The whole thing plays out like a fever dream, including one memorable moment when half-dressed white girls are displayed in hanging baskets and offered for sale to Chinese sailors (just fooling says “Mother”).  The entire picture seems crowded with thousands of extras in every corner of the city streets and the casino, so much so that von Sternberg specifically honors them with a title card.  The art direction and costumes are lavish and bizarre.

The cast of pros in general is pretty good but poor Gene Tierney could have done with several more years of acting lessons.  She looks gorgeous but does not make a convincing degenerate or handle her many, many crying scenes in a believable way.

In short, this is one glorious mess and should be approached with a sense of humor and high camp detectors at the ready.

Clip

Major Barbara (1941)

Major Barbara
Directed by Gabriel Pascal
Written by George Bernard Shaw
1941/UK
Gabriel Pascal Productions

First viewing/Netflix rental

 

[box] “It is quite useless to declare that all men are born free if you deny that they are born good.”  — Major Barbara, George Bernard Shaw[/box]
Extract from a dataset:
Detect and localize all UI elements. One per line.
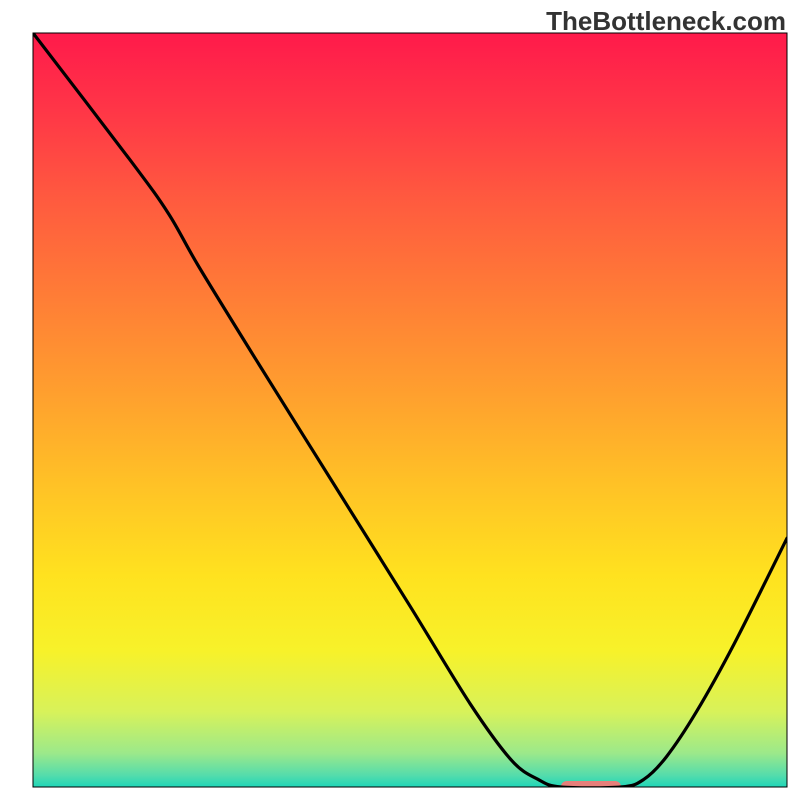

Rex Harrison and Wendy Hiller were born to play Shaw.

Agnostic socialist Adolphus Cusins (Rex Harrison), a Greek scholar, is a flop at public speaking.  He goes to see how Salvation Army Major Barbara Undershaft (Wendy Hiller) draws in the crowds and promptly falls in love with her.  She takes him home to meet her family, which lives in a palatial mansion thanks to her estranged father’s (Robert Morley) money.  Papa is a munitions manufacturer

Major Barbara is shown slowly converting hard case Bill Walker (Robert Newton). Although the Army is very hard up for cash, she refuses to take even a pound from him until he is saved.  Then Papa shows up at the mission and begins corrupting it with a much bigger offer.  With Deborah Kerr in her very first credited movie role as a Salvation Army worker.

I can’t exactly love this very talky and intellectual film.  Director Pascal worked hard at opening up the stage play but didn’t fully succeed.  Nonetheless, the cast is fabulous and the argument about jobs versus religious cant is interesting.